Seattle mayoral candidate Lance Randall faced a criminal charge in Georgia in 1999, accused of beating his son, causing “extensive deep and painful bruising,” according to court records.
Randall eventually pleaded no contest to a lesser charge, receiving a suspended sentence and no jail time, the records show.
According to Macon-Bibb County court records, Randall, then in his 30s, was charged by grand jury indictment on March 16, 1999, with “cruelty to a child,” a felony.
The indictment stated that Randall in November 1998 “did maliciously cause … cruel physical pain by beating the child repeatedly around the buttocks and thighs to the extent that he suffered extensive deep and painful bruising.”
The charge stemmed from Randall hitting his son, then 11, about 10 times with a belt, according to a 2004 article by the Macon Telegraph, which cited a police report. Randall’s ex-wife took photos of the boy’s bruised buttocks and sent them to police, according to the Telegraph.
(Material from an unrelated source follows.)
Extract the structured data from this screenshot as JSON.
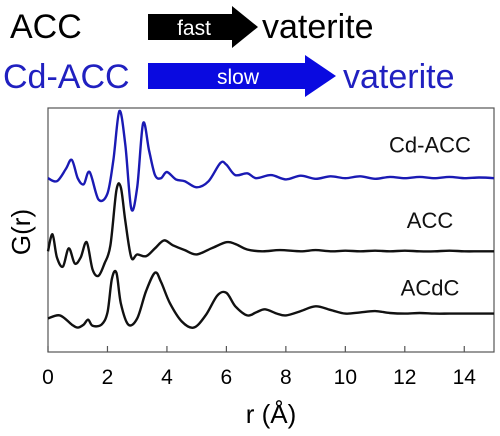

“He beat the living heck out of him, and I reported it,” the ex-wife, Yulanda Dailey, recalled in an interview last week.
Randall acknowledged he hit his son as a form of corporal punishment, saying he used a paddle, not a belt. “My son got in trouble at school and I gave him a spanking,” he said. “He is pretty light skinned. His bottom was pretty bruised.”
Records show Randall pleaded not guilty to the child-cruelty charge on April 7, 1999. He withdrew that plea and pleaded no contest to “reckless conduct” on Sept. 29, 2000. Under a negotiated plea agreement, Randall agreed to a suspended sentence of one year probation and no jail time.
Randall said he did not abuse his son, but agreed to the lesser charge so he and his family could move on.
“We just wanted to get it behind us. It was dragging out,” he said.
In 2004, having met the terms of the suspended sentence, Randall’s record was officially discharged “without court adjudication of guilt.” The court order, under Georgia’s Probation of First Offenders Act, said the discharge means Randall “shall not be considered to have a criminal conviction.”